To consider accepting a revised Privacy Shield agreement, WP29 asks that the commission add a glossary of terms to the agreement’s appendix to define and bring more clarity to the use of important notions, such as commercial data retention and citizens’ rights to reject automated data processing.
Change is around the corner; companies must address it now
In order to develop and pass a data transfer agreement, the U.S. will have to take Europe’s concerns much more seriously than they have up to this point. The recent spate of privacy issues, headlined most recently by the Privacy Shield rejection, is likely to awaken in U.S. consumers and organizations a deeper reverence for data privacy.
Already Microsoft has sued the U.S. Department of Justice (DOJ) over requests for customer information; a lawsuit alleges Vizio collects and shares its customers’ TV-viewing information; even don’t-be-evil Google has been sued over its reading of students’ emails.
While companies may not have to comply just yet to additional regulatory stringency, they must begin to weigh how to protect data across their corporate infrastructures. Those that adopt more robust privacy practices will have an advantage over competitors who fail to see the Privacy Shield rejection for the harbinger of changes it is.
As companies consider a path forward, it becomes increasingly important they perform their due diligence with regard to data-management tools and policies. Box, for instance, recently introduced Box Zones, a cloud-based storage solution that honors country sovereignty. All firms will eventually need to demonstrate that they are proactively addressing data privacy.
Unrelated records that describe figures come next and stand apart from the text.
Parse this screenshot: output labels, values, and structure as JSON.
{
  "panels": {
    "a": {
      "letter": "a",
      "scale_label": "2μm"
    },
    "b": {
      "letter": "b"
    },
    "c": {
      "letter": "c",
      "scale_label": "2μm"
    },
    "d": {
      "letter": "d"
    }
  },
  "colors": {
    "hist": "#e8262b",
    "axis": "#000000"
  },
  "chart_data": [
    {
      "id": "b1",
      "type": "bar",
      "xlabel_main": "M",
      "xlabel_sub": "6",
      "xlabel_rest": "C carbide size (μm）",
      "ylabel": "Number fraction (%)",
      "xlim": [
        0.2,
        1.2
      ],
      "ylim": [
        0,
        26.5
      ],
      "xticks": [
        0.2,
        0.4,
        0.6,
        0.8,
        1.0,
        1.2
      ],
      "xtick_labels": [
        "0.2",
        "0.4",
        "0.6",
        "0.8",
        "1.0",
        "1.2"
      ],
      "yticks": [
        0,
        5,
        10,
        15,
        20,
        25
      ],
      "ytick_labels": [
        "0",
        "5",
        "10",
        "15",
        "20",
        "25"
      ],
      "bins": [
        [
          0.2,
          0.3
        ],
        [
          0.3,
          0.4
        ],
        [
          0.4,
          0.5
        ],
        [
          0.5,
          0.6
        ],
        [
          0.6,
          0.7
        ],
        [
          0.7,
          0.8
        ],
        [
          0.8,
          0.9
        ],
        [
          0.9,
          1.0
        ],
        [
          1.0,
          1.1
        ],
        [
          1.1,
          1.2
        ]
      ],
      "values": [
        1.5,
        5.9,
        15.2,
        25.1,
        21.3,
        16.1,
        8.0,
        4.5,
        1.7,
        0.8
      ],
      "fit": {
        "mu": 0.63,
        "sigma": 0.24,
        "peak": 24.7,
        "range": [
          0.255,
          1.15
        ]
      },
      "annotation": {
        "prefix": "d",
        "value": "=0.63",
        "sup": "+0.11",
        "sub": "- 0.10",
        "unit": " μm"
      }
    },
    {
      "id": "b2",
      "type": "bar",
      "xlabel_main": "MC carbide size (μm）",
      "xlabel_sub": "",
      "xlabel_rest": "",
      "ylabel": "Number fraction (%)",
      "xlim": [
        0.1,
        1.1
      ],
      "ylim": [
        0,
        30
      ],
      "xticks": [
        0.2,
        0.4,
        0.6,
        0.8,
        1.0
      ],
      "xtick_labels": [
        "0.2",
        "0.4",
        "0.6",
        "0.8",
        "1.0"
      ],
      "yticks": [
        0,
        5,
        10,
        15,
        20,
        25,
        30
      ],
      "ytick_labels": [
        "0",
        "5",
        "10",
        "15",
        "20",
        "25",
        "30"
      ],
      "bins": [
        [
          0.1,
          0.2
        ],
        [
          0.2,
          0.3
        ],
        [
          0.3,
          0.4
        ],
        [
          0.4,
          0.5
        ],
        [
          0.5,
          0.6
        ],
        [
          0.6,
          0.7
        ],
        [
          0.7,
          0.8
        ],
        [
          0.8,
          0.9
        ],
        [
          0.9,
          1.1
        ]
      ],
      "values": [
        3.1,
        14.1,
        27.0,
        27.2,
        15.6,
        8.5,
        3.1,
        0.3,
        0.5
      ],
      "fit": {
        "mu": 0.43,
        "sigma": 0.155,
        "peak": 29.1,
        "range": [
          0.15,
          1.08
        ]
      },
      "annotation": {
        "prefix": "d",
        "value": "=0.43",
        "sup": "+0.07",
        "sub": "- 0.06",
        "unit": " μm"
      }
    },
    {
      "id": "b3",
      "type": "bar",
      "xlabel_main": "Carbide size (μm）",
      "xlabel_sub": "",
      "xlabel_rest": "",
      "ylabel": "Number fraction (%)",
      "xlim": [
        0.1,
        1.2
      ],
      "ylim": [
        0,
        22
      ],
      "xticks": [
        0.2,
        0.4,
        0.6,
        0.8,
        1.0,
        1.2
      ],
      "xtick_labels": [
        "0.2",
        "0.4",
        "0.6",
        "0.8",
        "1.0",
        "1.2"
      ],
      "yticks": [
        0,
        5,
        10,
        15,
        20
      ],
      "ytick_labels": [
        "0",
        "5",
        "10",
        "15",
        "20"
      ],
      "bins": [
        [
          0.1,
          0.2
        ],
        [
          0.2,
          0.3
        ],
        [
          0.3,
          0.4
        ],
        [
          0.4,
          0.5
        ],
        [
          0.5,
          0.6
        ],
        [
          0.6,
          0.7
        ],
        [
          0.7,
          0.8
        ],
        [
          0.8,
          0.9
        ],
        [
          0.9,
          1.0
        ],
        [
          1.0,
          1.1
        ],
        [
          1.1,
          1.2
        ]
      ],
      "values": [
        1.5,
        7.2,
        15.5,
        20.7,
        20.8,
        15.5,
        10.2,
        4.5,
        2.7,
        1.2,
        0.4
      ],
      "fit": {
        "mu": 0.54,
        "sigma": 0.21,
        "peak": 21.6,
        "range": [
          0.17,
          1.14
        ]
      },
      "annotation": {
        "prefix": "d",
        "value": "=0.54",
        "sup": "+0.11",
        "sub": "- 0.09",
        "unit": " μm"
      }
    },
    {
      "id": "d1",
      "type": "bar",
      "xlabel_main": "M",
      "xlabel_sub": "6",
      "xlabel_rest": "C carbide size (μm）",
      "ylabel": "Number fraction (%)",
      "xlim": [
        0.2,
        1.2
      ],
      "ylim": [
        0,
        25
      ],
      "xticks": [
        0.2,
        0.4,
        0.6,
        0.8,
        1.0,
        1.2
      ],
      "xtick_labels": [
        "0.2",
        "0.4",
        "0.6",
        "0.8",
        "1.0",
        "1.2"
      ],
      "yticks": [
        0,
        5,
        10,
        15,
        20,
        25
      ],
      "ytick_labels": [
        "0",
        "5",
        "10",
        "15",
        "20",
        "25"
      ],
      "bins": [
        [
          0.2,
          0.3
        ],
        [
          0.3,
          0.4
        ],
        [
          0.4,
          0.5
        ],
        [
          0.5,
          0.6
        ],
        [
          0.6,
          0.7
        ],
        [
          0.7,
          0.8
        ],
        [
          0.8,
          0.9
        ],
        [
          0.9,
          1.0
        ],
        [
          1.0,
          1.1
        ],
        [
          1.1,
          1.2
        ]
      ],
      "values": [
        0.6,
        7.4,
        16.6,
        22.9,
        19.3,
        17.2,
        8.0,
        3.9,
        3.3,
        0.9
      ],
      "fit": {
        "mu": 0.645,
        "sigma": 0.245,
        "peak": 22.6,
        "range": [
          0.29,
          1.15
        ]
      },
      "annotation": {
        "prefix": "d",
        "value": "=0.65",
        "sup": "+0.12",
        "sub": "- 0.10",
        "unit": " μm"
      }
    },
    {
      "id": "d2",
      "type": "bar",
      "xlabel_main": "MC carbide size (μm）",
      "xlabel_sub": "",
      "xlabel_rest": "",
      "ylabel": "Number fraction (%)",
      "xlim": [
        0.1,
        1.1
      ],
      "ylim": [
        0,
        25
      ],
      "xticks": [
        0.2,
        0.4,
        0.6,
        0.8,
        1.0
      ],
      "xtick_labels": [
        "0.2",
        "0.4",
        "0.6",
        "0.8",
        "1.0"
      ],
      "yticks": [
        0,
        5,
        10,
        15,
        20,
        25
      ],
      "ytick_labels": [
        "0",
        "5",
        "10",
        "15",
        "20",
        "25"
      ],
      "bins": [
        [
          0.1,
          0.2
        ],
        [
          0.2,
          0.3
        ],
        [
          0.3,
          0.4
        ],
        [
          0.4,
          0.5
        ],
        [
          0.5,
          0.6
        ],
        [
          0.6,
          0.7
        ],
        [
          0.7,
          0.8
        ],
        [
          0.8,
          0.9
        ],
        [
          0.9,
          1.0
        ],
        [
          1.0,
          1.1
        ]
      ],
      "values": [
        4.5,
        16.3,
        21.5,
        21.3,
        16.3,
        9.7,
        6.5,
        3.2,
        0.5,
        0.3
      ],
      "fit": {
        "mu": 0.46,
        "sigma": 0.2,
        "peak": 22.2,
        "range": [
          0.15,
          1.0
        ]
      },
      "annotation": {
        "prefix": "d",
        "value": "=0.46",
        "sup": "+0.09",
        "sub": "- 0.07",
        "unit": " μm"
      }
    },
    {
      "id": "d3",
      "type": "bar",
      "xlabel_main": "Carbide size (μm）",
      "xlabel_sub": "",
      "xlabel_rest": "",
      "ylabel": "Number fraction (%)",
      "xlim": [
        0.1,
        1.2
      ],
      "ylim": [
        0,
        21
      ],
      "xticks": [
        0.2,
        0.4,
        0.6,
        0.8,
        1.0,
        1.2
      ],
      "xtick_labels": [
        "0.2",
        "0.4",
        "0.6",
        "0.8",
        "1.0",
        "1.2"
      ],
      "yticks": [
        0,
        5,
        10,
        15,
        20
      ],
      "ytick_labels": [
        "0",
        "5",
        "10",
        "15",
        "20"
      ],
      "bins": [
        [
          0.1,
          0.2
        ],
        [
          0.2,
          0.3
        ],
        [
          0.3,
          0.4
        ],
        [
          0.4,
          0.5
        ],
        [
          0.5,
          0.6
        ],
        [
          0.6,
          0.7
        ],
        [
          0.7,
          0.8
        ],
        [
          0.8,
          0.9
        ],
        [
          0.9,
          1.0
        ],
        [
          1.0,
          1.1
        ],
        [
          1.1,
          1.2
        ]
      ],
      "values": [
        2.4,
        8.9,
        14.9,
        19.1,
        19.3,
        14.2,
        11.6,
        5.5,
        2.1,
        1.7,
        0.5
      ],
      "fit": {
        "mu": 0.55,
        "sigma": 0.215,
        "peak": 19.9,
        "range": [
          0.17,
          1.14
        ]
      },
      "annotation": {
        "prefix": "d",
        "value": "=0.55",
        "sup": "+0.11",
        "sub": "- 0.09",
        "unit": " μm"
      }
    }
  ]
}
The companies that lead the way in data privacy standards will also develop a competitive advantage and win market share. To pave the data privacy road, companies need to include privacy features and benefits built into their products and corporate infrastructure. They must demonstrate that they protect corporate, partner, employee and customer data and clearly and publicly define the specifics of their privacy initiatives.
We are in the age of information, the age of transparency. Companies must heed privacy concerns, or risk falling out of step with regulatory compliance guidelines and falling out of favor with customers.